The second reason comes from the way that flu deaths are counted, which is very indirect. For example, someone diagnosed with the flu who subsequently dies from pneumonia is counted as a flu death. For another, the only way to determine whether someone actually has the flu is to take a swab of their nose or throat and test it in the lab for the virus. This is almost never done. Essentially, “flu-like symptoms” are counted as influenza.
So instead of counting deaths verified as the result of influenza virus infection, all causes of death reasonably attributed to the flu are counted. What Lisa Jackson and her colleagues did was to measure all deaths during flu season and compare them to non-flu season. If vaccination is effective, vaccinated people will do better during flu season but not during non-flu season. But they didn’t. They were pretty much the same. And what’s more, a vaccinated person was less likely to die in either season. The difference, from a statistical standpoint, was explained by a person’s socioeconomic and health status: those who are better off and so have better overall health are more likely to get vaccinated. But their survival is entirely explained by their better health overall.
How did the scientific community greet these and the other results that Dr. Jackson reported?
Her research was rejected for publication in major journals. As quoted in the Atlantic article, a reviewer for the Journal of the American Medical Association said, “To accept these results would be to say that the earth is flat!” This is significant because major journals are the source of health practitioners’ working knowledge.
Another vaccination skeptic, Tom Jefferson, an MD working in Rome for the Cochrane Collaboration, is simply ostracized at professional meetings despite his being a leading world expert on infectious disease and vaccination. Dr. Jefferson recently published a study of all vaccination studies in which he concluded that “Publication in prestigious journals is associated with partial or total industry funding, and this association is not explained by study quality or size.” With regard to pro-vaccination research he says, “Rubbish is not a scientific term, but I think it’s the term that applies.”

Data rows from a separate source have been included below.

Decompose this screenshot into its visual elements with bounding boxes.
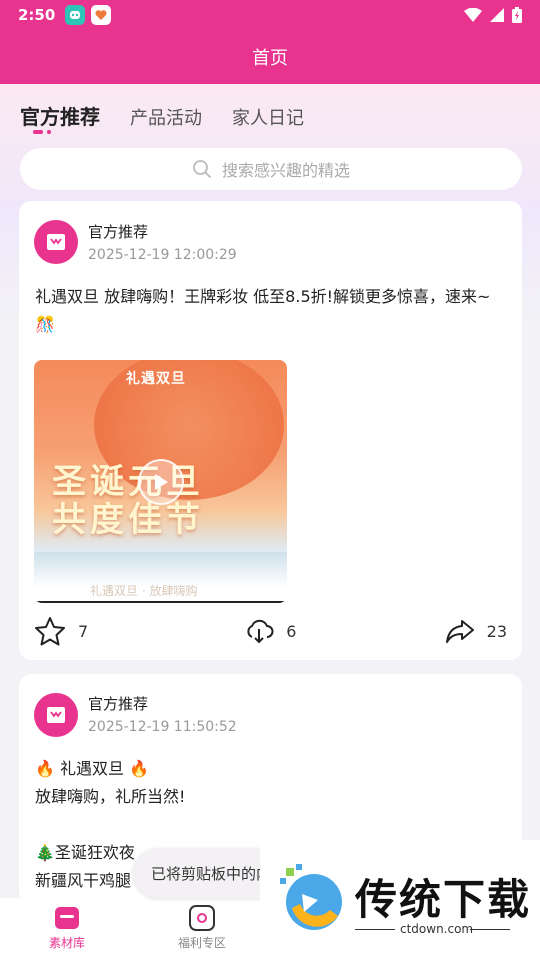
welfare-zone-icon bbox=[189, 905, 215, 931]
search-placeholder: 搜索感兴趣的精选 bbox=[221, 161, 350, 180]
video-top-label: 礼遇双旦 bbox=[126, 371, 186, 387]
battery-icon bbox=[512, 7, 522, 23]
video-headline-2: 共度佳节 bbox=[52, 500, 204, 540]
like-count: 7 bbox=[78, 621, 89, 641]
star-icon bbox=[35, 617, 65, 646]
active-tab-indicator bbox=[33, 130, 51, 134]
brand-logo-icon bbox=[47, 234, 65, 250]
avatar[interactable] bbox=[34, 220, 78, 264]
page-title: 首页 bbox=[252, 48, 288, 69]
post-timestamp: 2025-12-19 11:50:52 bbox=[88, 719, 237, 735]
share-button[interactable]: 23 bbox=[445, 618, 507, 644]
heart-app-icon bbox=[91, 5, 112, 25]
download-button[interactable]: 6 bbox=[244, 618, 296, 644]
watermark-url: ctdown.com bbox=[400, 922, 474, 936]
like-button[interactable]: 7 bbox=[34, 616, 88, 646]
signal-icon bbox=[490, 8, 504, 22]
nav-item-material-library[interactable]: 素材库 bbox=[27, 904, 107, 951]
category-tabs: 官方推荐 产品活动 家人日记 bbox=[20, 92, 304, 136]
watermark-underline bbox=[470, 929, 510, 930]
post-actions: 7 6 23 bbox=[34, 613, 507, 649]
nav-item-welfare-zone[interactable]: 福利专区 bbox=[162, 904, 242, 951]
tab-product-activities[interactable]: 产品活动 bbox=[130, 104, 202, 136]
clipboard-toast: 已将剪贴板中的内 bbox=[133, 848, 273, 898]
post-author: 官方推荐 bbox=[88, 223, 149, 241]
cloud-download-icon bbox=[247, 619, 274, 644]
video-bottom-bar bbox=[34, 601, 287, 603]
status-bar: 2:50 bbox=[0, 0, 540, 30]
nav-label: 素材库 bbox=[48, 936, 85, 950]
watermark-brand: 传统下载 bbox=[355, 875, 532, 924]
top-app-bar: 2:50 首页 bbox=[0, 0, 540, 84]
post-text: 礼遇双旦 放肆嗨购！王牌彩妆 低至8.5折!解锁更多惊喜，速来~🎊 bbox=[35, 287, 491, 334]
wifi-icon bbox=[464, 8, 482, 22]
play-button[interactable] bbox=[138, 459, 184, 505]
material-library-icon bbox=[55, 907, 79, 929]
status-indicators bbox=[464, 7, 522, 23]
post-card[interactable]: 官方推荐 2025-12-19 12:00:29 礼遇双旦 放肆嗨购！王牌彩妆 … bbox=[19, 201, 522, 660]
play-icon bbox=[155, 474, 168, 490]
post-timestamp: 2025-12-19 12:00:29 bbox=[88, 247, 237, 263]
brand-logo-icon bbox=[47, 707, 65, 723]
post-author: 官方推荐 bbox=[88, 695, 149, 713]
share-count: 23 bbox=[486, 621, 507, 641]
avatar[interactable] bbox=[34, 693, 78, 737]
download-count: 6 bbox=[286, 621, 297, 641]
tab-official-recommend[interactable]: 官方推荐 bbox=[20, 101, 100, 136]
robot-app-icon bbox=[65, 5, 86, 25]
search-icon bbox=[193, 160, 211, 178]
watermark-underline bbox=[355, 929, 395, 930]
status-time: 2:50 bbox=[18, 6, 56, 24]
watermark-logo-icon bbox=[280, 864, 342, 930]
search-bar[interactable]: 搜索感兴趣的精选 bbox=[20, 148, 522, 190]
share-icon bbox=[445, 620, 474, 643]
video-caption: 礼遇双旦 · 放肆嗨购 bbox=[90, 584, 198, 598]
tab-family-diary[interactable]: 家人日记 bbox=[232, 104, 304, 136]
nav-label: 福利专区 bbox=[177, 936, 226, 950]
video-thumbnail[interactable]: 礼遇双旦 圣诞元旦 共度佳节 礼遇双旦 · 放肆嗨购 bbox=[34, 360, 287, 603]
site-watermark: 传统下载 ctdown.com bbox=[260, 840, 540, 960]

There’s a myopic commitment by US public health agencies to vaccination and antiviral drugs to the exclusion of all other measures. What are those other methods? Broadly speaking, hygiene (for example, hand washing) and social distancing—which does not mean sending people to concentration camps. It means having adults and children stay home if they’re sick and providing support services to people who have to stay in. It means keeping people out of hospitals, which is the worst place for both people who have the flu and for people who want to avoid it. Instead, we’re getting messages of panic about the coming pandemic combined with a false sense of safety from messages that vaccination protects you. If the skeptics are right (and I think they are) and vaccination and antiviral drugs not only don’t work but actual increase risk, what then? The official experts—whose careers, after all, are at stake here—don’t have a plan B—other than, perhaps, forced vaccination and marshal law.